Quote:Original post by Kest
Quote:Original post by trzy
It is probably more ethical to slaughter a plant than a cow due to the fact that as far as we understand, plants do not consciously experience life, are not sentient, and do not experience pain.

So we should measure what is okay to eat with the intensity of pain? Since humans feel the same type of pain as animals, do you find it just as acceptable to eat humans?

Pain is short-lived. And we don't really know how much pain plants feel. Why don't we measure with something more meaningful, like how acceptable it is to extinguish certain types of life? No one is enlightened enough to answer that. But since we are human, it makes sense to place humans above other types of life. And it makes sense to place things that are similar to humans above other types of life. And so on. Where you draw the line is entirely arbitrary.

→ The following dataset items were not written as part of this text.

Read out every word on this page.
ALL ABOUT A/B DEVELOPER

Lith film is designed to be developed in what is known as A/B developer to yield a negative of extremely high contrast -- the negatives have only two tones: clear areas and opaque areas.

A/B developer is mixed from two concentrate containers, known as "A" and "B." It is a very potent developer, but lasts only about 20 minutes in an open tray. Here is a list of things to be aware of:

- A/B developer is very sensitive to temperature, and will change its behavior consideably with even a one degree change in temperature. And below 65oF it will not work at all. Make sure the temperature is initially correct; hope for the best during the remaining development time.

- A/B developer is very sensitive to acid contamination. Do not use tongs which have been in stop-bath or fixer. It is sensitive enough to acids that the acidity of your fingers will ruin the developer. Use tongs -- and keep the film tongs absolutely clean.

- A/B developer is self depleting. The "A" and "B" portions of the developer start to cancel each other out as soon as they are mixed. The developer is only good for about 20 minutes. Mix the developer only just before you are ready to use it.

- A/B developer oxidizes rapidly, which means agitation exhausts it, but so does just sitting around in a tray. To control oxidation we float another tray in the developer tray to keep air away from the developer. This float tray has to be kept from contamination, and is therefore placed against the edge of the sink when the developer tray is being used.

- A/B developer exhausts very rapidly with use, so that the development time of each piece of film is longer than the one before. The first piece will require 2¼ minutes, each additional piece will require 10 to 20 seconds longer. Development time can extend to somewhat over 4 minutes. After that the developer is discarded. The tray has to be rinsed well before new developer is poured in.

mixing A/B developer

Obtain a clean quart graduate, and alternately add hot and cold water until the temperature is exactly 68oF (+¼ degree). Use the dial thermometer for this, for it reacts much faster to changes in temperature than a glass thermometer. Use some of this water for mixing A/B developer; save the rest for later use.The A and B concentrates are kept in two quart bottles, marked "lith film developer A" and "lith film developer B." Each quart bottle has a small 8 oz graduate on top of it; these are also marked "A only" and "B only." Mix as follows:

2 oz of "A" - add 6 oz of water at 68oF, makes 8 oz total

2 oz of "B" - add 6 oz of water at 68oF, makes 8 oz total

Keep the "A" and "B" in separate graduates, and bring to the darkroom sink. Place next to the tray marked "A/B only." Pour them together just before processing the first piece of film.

I think you have to take into account sentience in determining what life you want to "extinguish." Of course it's arbitrary... the question is, where do you want to draw that line? Do you have compassion for your fellow man? Why do you empathize with people? Is it solely because of how much DNA they share with you? Or is it because you can relate to them and can understand what it's like to suffer when they suffer?

It seems perfectly reasonable to take this into account with regards to animals who are also sentient and who feel pain. They may not be your "fellow man", but they are fellow life forms, fellow observers of reality, and share common ancestry with you. If possible, I would argue that you should minimize other beings' suffering as much as you reasonably can be expected to.

----Bart

This topic is closed to new replies.